Investigations revealed that an explosive device had been concealed in a soft drink can and placed onboard at the Egyptian airport. The Foreign Office decreed that the airport was too dangerous for UK airlines to use. 

For the Red Sea Resort this meant the loss of half a million British holidaymakers and was the tipping point that put Monarch airlines out of business.

According to the British Government security procedures have been stepped up at Sharm el-Sheikh Airport, a wall has been been around the entire airport complex and there is close cooperation between the UK and Egypt on aviation safety.
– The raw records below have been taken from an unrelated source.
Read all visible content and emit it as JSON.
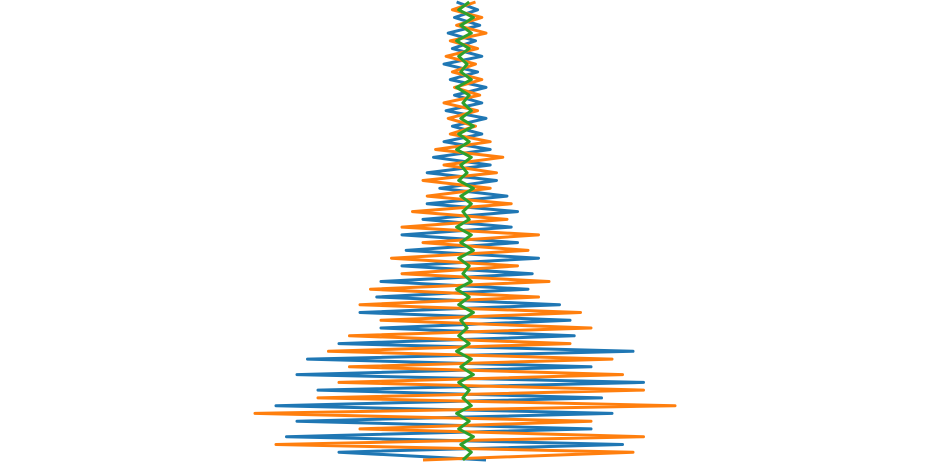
{
  "chart_data": {
    "type": "line",
    "orientation": "vertical",
    "xlim": [
      -1,
      1
    ],
    "ylim": [
      0,
      59
    ],
    "series": [
      {
        "color": "#1f77b4",
        "values": [
          -0.04,
          0.06,
          -0.05,
          0.07,
          -0.08,
          0.05,
          -0.06,
          0.08,
          -0.1,
          0.06,
          -0.07,
          0.1,
          -0.05,
          0.08,
          -0.09,
          0.1,
          -0.06,
          0.08,
          -0.1,
          0.12,
          -0.15,
          0.12,
          -0.18,
          0.15,
          -0.12,
          0.2,
          -0.18,
          0.25,
          -0.2,
          0.22,
          -0.3,
          0.25,
          -0.28,
          0.35,
          -0.3,
          0.32,
          -0.4,
          0.3,
          -0.42,
          0.45,
          -0.5,
          0.5,
          -0.4,
          0.52,
          -0.6,
          0.8,
          -0.75,
          0.6,
          -0.8,
          0.85,
          -0.7,
          0.65,
          -0.9,
          0.7,
          -0.8,
          0.6,
          -0.85,
          0.75,
          -0.6,
          0.1
        ]
      },
      {
        "color": "#ff7f0e",
        "values": [
          0.05,
          -0.06,
          0.08,
          -0.04,
          0.1,
          -0.07,
          0.06,
          -0.09,
          0.05,
          -0.06,
          0.08,
          -0.05,
          0.07,
          -0.1,
          0.06,
          -0.08,
          0.05,
          -0.07,
          0.12,
          -0.14,
          0.18,
          -0.1,
          0.15,
          -0.2,
          0.12,
          -0.18,
          0.22,
          -0.25,
          0.2,
          -0.3,
          0.35,
          -0.2,
          0.3,
          -0.35,
          0.25,
          -0.3,
          0.4,
          -0.45,
          0.35,
          -0.5,
          0.55,
          -0.4,
          0.6,
          -0.55,
          0.5,
          -0.65,
          0.7,
          -0.55,
          0.75,
          -0.6,
          0.85,
          -0.7,
          1.0,
          -1.0,
          0.6,
          -0.5,
          0.85,
          -0.9,
          0.8,
          -0.2
        ]
      },
      {
        "color": "#2ca02c",
        "values": [
          0.02,
          -0.03,
          0.04,
          -0.02,
          0.03,
          -0.04,
          0.02,
          -0.03,
          0.01,
          -0.02,
          0.03,
          -0.04,
          0.02,
          -0.01,
          0.03,
          -0.02,
          0.04,
          -0.03,
          0.02,
          -0.04,
          0.03,
          -0.02,
          0.01,
          -0.03,
          0.04,
          -0.02,
          0.03,
          -0.01,
          0.02,
          -0.04,
          0.03,
          -0.02,
          0.04,
          -0.03,
          0.02,
          -0.01,
          0.03,
          -0.04,
          0.02,
          -0.03,
          0.04,
          -0.02,
          0.01,
          -0.03,
          0.02,
          -0.04,
          0.03,
          -0.02,
          0.04,
          -0.03,
          0.02,
          -0.01,
          0.03,
          -0.04,
          0.02,
          -0.03,
          0.04,
          -0.02,
          0.03,
          -0.01
        ]
      }
    ]
  }
}
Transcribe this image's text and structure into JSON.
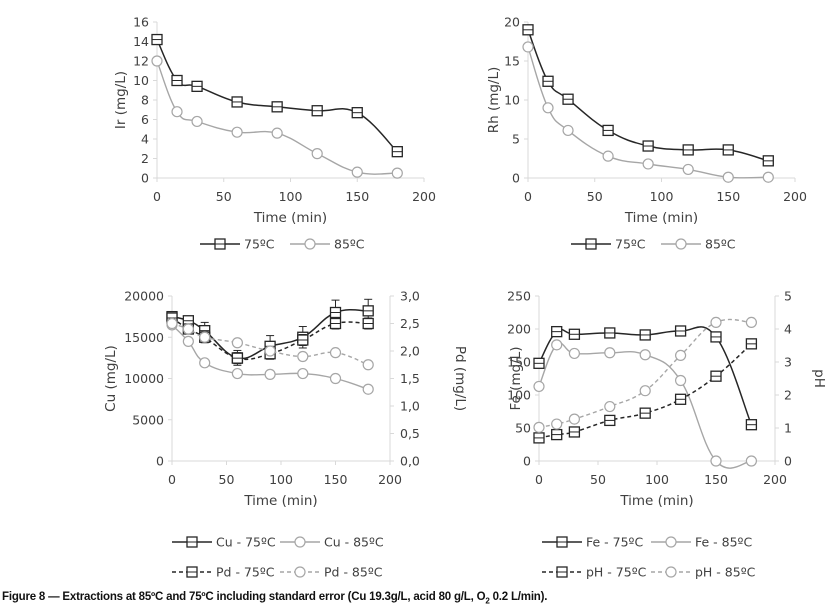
{
  "caption": {
    "prefix": "Figure 8 — Extractions at 85ºC and 75ºC including standard error (Cu 19.3g/L, acid 80 g/L, O",
    "sub": "2",
    "suffix": " 0.2 L/min)."
  },
  "colors": {
    "series_75": "#262626",
    "series_85": "#a6a6a6",
    "axis": "#d9d9d9"
  },
  "chart_data": [
    {
      "id": "ir",
      "type": "line",
      "title": "",
      "xlabel": "Time (min)",
      "ylabel": "Ir (mg/L)",
      "xlim": [
        0,
        200
      ],
      "xticks": [
        0,
        50,
        100,
        150,
        200
      ],
      "ylim": [
        0,
        16
      ],
      "yticks": [
        0,
        2,
        4,
        6,
        8,
        10,
        12,
        14,
        16
      ],
      "tick_labels_y": [
        "0",
        "2",
        "4",
        "6",
        "8",
        "10",
        "12",
        "14",
        "16"
      ],
      "tick_labels_x": [
        "0",
        "50",
        "100",
        "150",
        "200"
      ],
      "grid": false,
      "legend_position": "bottom",
      "x": [
        0,
        15,
        30,
        60,
        90,
        120,
        150,
        180
      ],
      "series": [
        {
          "name": "75ºC",
          "values": [
            14.2,
            10.0,
            9.4,
            7.8,
            7.3,
            6.9,
            6.7,
            2.7
          ],
          "marker": "square",
          "dash": false,
          "shade": "dark",
          "axis": "left"
        },
        {
          "name": "85ºC",
          "values": [
            12.0,
            6.8,
            5.8,
            4.7,
            4.6,
            2.5,
            0.6,
            0.5
          ],
          "marker": "circle",
          "dash": false,
          "shade": "light",
          "axis": "left"
        }
      ]
    },
    {
      "id": "rh",
      "type": "line",
      "title": "",
      "xlabel": "Time (min)",
      "ylabel": "Rh (mg/L)",
      "xlim": [
        0,
        200
      ],
      "xticks": [
        0,
        50,
        100,
        150,
        200
      ],
      "ylim": [
        0,
        20
      ],
      "yticks": [
        0,
        5,
        10,
        15,
        20
      ],
      "tick_labels_y": [
        "0",
        "5",
        "10",
        "15",
        "20"
      ],
      "tick_labels_x": [
        "0",
        "50",
        "100",
        "150",
        "200"
      ],
      "grid": false,
      "legend_position": "bottom",
      "x": [
        0,
        15,
        30,
        60,
        90,
        120,
        150,
        180
      ],
      "series": [
        {
          "name": "75ºC",
          "values": [
            19.0,
            12.4,
            10.1,
            6.1,
            4.1,
            3.6,
            3.6,
            2.2
          ],
          "marker": "square",
          "dash": false,
          "shade": "dark",
          "axis": "left"
        },
        {
          "name": "85ºC",
          "values": [
            16.8,
            9.0,
            6.1,
            2.8,
            1.8,
            1.1,
            0.1,
            0.1
          ],
          "marker": "circle",
          "dash": false,
          "shade": "light",
          "axis": "left"
        }
      ]
    },
    {
      "id": "cupd",
      "type": "line",
      "title": "",
      "xlabel": "Time (min)",
      "ylabel": "Cu (mg/L)",
      "y2label": "Pd (mg/L)",
      "xlim": [
        0,
        200
      ],
      "xticks": [
        0,
        50,
        100,
        150,
        200
      ],
      "ylim": [
        0,
        20000
      ],
      "yticks": [
        0,
        5000,
        10000,
        15000,
        20000
      ],
      "y2lim": [
        0,
        3
      ],
      "y2ticks": [
        0,
        0.5,
        1,
        1.5,
        2,
        2.5,
        3
      ],
      "tick_labels_y": [
        "0",
        "5000",
        "10000",
        "15000",
        "20000"
      ],
      "tick_labels_y2": [
        "0,0",
        "0,5",
        "1,0",
        "1,5",
        "2,0",
        "2,5",
        "3,0"
      ],
      "tick_labels_x": [
        "0",
        "50",
        "100",
        "150",
        "200"
      ],
      "grid": false,
      "legend_position": "bottom",
      "x": [
        0,
        15,
        30,
        60,
        90,
        120,
        150,
        180
      ],
      "series": [
        {
          "name": "Cu - 75ºC",
          "values": [
            17500,
            17000,
            15800,
            12500,
            13900,
            15000,
            18000,
            18200
          ],
          "error": [
            500,
            500,
            1000,
            900,
            1300,
            1300,
            1500,
            1400
          ],
          "marker": "square",
          "dash": false,
          "shade": "dark",
          "axis": "left"
        },
        {
          "name": "Cu - 85ºC",
          "values": [
            16500,
            14500,
            11900,
            10600,
            10500,
            10600,
            10000,
            8700
          ],
          "marker": "circle",
          "dash": false,
          "shade": "light",
          "axis": "left"
        },
        {
          "name": "Pd - 75ºC",
          "values": [
            2.6,
            2.4,
            2.25,
            1.87,
            1.95,
            2.2,
            2.5,
            2.5
          ],
          "error": [
            0.05,
            0.07,
            0.1,
            0.1,
            0.1,
            0.1,
            0.1,
            0.1
          ],
          "marker": "square",
          "dash": true,
          "shade": "dark",
          "axis": "right"
        },
        {
          "name": "Pd - 85ºC",
          "values": [
            2.5,
            2.4,
            2.25,
            2.15,
            2.0,
            1.9,
            1.97,
            1.75
          ],
          "marker": "circle",
          "dash": true,
          "shade": "light",
          "axis": "right"
        }
      ]
    },
    {
      "id": "feph",
      "type": "line",
      "title": "",
      "xlabel": "Time (min)",
      "ylabel": "Fe (mg/L)",
      "y2label": "pH",
      "xlim": [
        0,
        200
      ],
      "xticks": [
        0,
        50,
        100,
        150,
        200
      ],
      "ylim": [
        0,
        250
      ],
      "yticks": [
        0,
        50,
        100,
        150,
        200,
        250
      ],
      "y2lim": [
        0,
        5
      ],
      "y2ticks": [
        0,
        1,
        2,
        3,
        4,
        5
      ],
      "tick_labels_y": [
        "0",
        "50",
        "100",
        "150",
        "200",
        "250"
      ],
      "tick_labels_y2": [
        "0",
        "1",
        "2",
        "3",
        "4",
        "5"
      ],
      "tick_labels_x": [
        "0",
        "50",
        "100",
        "150",
        "200"
      ],
      "grid": false,
      "legend_position": "bottom",
      "x": [
        0,
        15,
        30,
        60,
        90,
        120,
        150,
        180
      ],
      "series": [
        {
          "name": "Fe - 75ºC",
          "values": [
            148,
            196,
            192,
            194,
            191,
            197,
            188,
            55
          ],
          "marker": "square",
          "dash": false,
          "shade": "dark",
          "axis": "left"
        },
        {
          "name": "Fe - 85ºC",
          "values": [
            113,
            176,
            163,
            164,
            161,
            122,
            0,
            0
          ],
          "marker": "circle",
          "dash": false,
          "shade": "light",
          "axis": "left"
        },
        {
          "name": "pH - 75ºC",
          "values": [
            0.7,
            0.8,
            0.88,
            1.23,
            1.45,
            1.87,
            2.57,
            3.55
          ],
          "marker": "square",
          "dash": true,
          "shade": "dark",
          "axis": "right"
        },
        {
          "name": "pH - 85ºC",
          "values": [
            1.02,
            1.12,
            1.27,
            1.65,
            2.13,
            3.2,
            4.2,
            4.2
          ],
          "marker": "circle",
          "dash": true,
          "shade": "light",
          "axis": "right"
        }
      ]
    }
  ]
}
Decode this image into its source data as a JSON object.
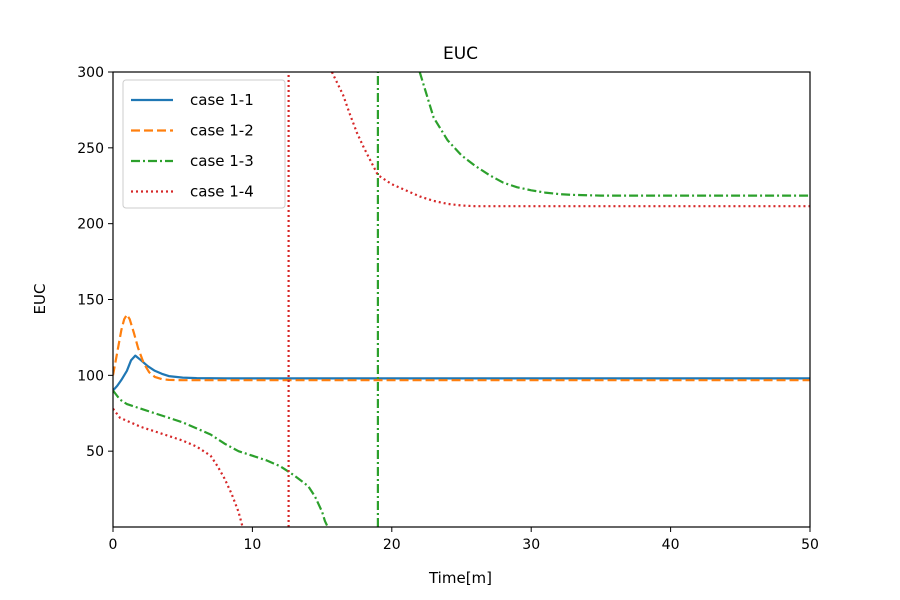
{
  "chart_data": {
    "type": "line",
    "title": "EUC",
    "xlabel": "Time[m]",
    "ylabel": "EUC",
    "xlim": [
      0,
      50
    ],
    "ylim": [
      0,
      300
    ],
    "xticks": [
      0,
      10,
      20,
      30,
      40,
      50
    ],
    "xtick_labels": [
      "0",
      "10",
      "20",
      "30",
      "40",
      "50"
    ],
    "yticks": [
      50,
      100,
      150,
      200,
      250,
      300
    ],
    "ytick_labels": [
      "50",
      "100",
      "150",
      "200",
      "250",
      "300"
    ],
    "grid": false,
    "legend_position": "top-left",
    "series": [
      {
        "name": "case 1-1",
        "color": "#1f77b4",
        "style": "solid",
        "points": [
          [
            0,
            90
          ],
          [
            0.3,
            93
          ],
          [
            0.6,
            97
          ],
          [
            1.0,
            103
          ],
          [
            1.3,
            110
          ],
          [
            1.6,
            113
          ],
          [
            2.0,
            110
          ],
          [
            2.5,
            106
          ],
          [
            3.0,
            103
          ],
          [
            3.5,
            101
          ],
          [
            4.0,
            99.5
          ],
          [
            5.0,
            98.5
          ],
          [
            6.0,
            98.2
          ],
          [
            8.0,
            98
          ],
          [
            10,
            98
          ],
          [
            20,
            98
          ],
          [
            30,
            98
          ],
          [
            40,
            98
          ],
          [
            50,
            98
          ]
        ]
      },
      {
        "name": "case 1-2",
        "color": "#ff7f0e",
        "style": "dashed",
        "points": [
          [
            0,
            100
          ],
          [
            0.3,
            115
          ],
          [
            0.6,
            130
          ],
          [
            0.8,
            137
          ],
          [
            1.0,
            140
          ],
          [
            1.2,
            137
          ],
          [
            1.5,
            128
          ],
          [
            1.8,
            118
          ],
          [
            2.2,
            108
          ],
          [
            2.6,
            102
          ],
          [
            3.0,
            99
          ],
          [
            3.5,
            97.5
          ],
          [
            4.0,
            97
          ],
          [
            5.0,
            96.8
          ],
          [
            10,
            96.8
          ],
          [
            20,
            96.8
          ],
          [
            30,
            96.8
          ],
          [
            40,
            96.8
          ],
          [
            50,
            96.8
          ]
        ]
      },
      {
        "name": "case 1-3",
        "color": "#2ca02c",
        "style": "dashdot",
        "segments": [
          [
            [
              0,
              90
            ],
            [
              0.5,
              84
            ],
            [
              1,
              81
            ],
            [
              2,
              78
            ],
            [
              3,
              75
            ],
            [
              4,
              72
            ],
            [
              5,
              69
            ],
            [
              6,
              65
            ],
            [
              7,
              61
            ],
            [
              8,
              55
            ],
            [
              9,
              50
            ],
            [
              10,
              47
            ],
            [
              11,
              44
            ],
            [
              12,
              40
            ],
            [
              13,
              34
            ],
            [
              14,
              27
            ],
            [
              14.5,
              20
            ],
            [
              15,
              10
            ],
            [
              15.2,
              4
            ],
            [
              15.4,
              0
            ]
          ],
          [
            [
              19,
              0
            ],
            [
              19,
              300
            ]
          ],
          [
            [
              22,
              300
            ],
            [
              23,
              270
            ],
            [
              24,
              255
            ],
            [
              25,
              245
            ],
            [
              26,
              238
            ],
            [
              27,
              232
            ],
            [
              28,
              227
            ],
            [
              29,
              224
            ],
            [
              30,
              222
            ],
            [
              31,
              220.5
            ],
            [
              32,
              219.5
            ],
            [
              33,
              219
            ],
            [
              35,
              218.5
            ],
            [
              40,
              218.5
            ],
            [
              45,
              218.5
            ],
            [
              50,
              218.5
            ]
          ]
        ]
      },
      {
        "name": "case 1-4",
        "color": "#d62728",
        "style": "dotted",
        "segments": [
          [
            [
              0,
              78
            ],
            [
              0.5,
              72
            ],
            [
              1,
              70
            ],
            [
              2,
              66
            ],
            [
              3,
              63
            ],
            [
              4,
              60
            ],
            [
              5,
              57
            ],
            [
              6,
              53
            ],
            [
              7,
              47
            ],
            [
              7.5,
              40
            ],
            [
              8,
              32
            ],
            [
              8.5,
              22
            ],
            [
              9,
              10
            ],
            [
              9.3,
              0
            ]
          ],
          [
            [
              12.6,
              0
            ],
            [
              12.6,
              300
            ]
          ],
          [
            [
              15.7,
              300
            ],
            [
              16.5,
              285
            ],
            [
              17,
              272
            ],
            [
              17.5,
              260
            ],
            [
              18,
              250
            ],
            [
              19,
              232
            ],
            [
              20,
              226
            ],
            [
              21,
              222
            ],
            [
              22,
              218
            ],
            [
              23,
              215
            ],
            [
              24,
              213
            ],
            [
              25,
              212
            ],
            [
              26,
              211.5
            ],
            [
              30,
              211.5
            ],
            [
              40,
              211.5
            ],
            [
              50,
              211.5
            ]
          ]
        ]
      }
    ]
  }
}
This means commercial airlines are able to once again fly there.

Announcing the lifting of the restriction, Grant Shapps, secretary of state for transport, said:

The safety and security of British nationals remains our top priority and this decision follows close co-operation between our aviation security experts and their Egyptian counterparts, and improvements in security procedures at the airport.

Sharm el-Sheikh was for many years one of the most popular holiday destinations for Britons in search of winter sun. 

The move to lift the ban has come too late for this season which starts Sunday, 27 October.  Airlines, including EasyJet and Jet2 will now look at how they can return to Sharm el-Sheikh in time for the next holiday season.

The holiday firm TUI is likely to start operating flights as soon as they can and this is likely to be next summer 2020, at the earliest.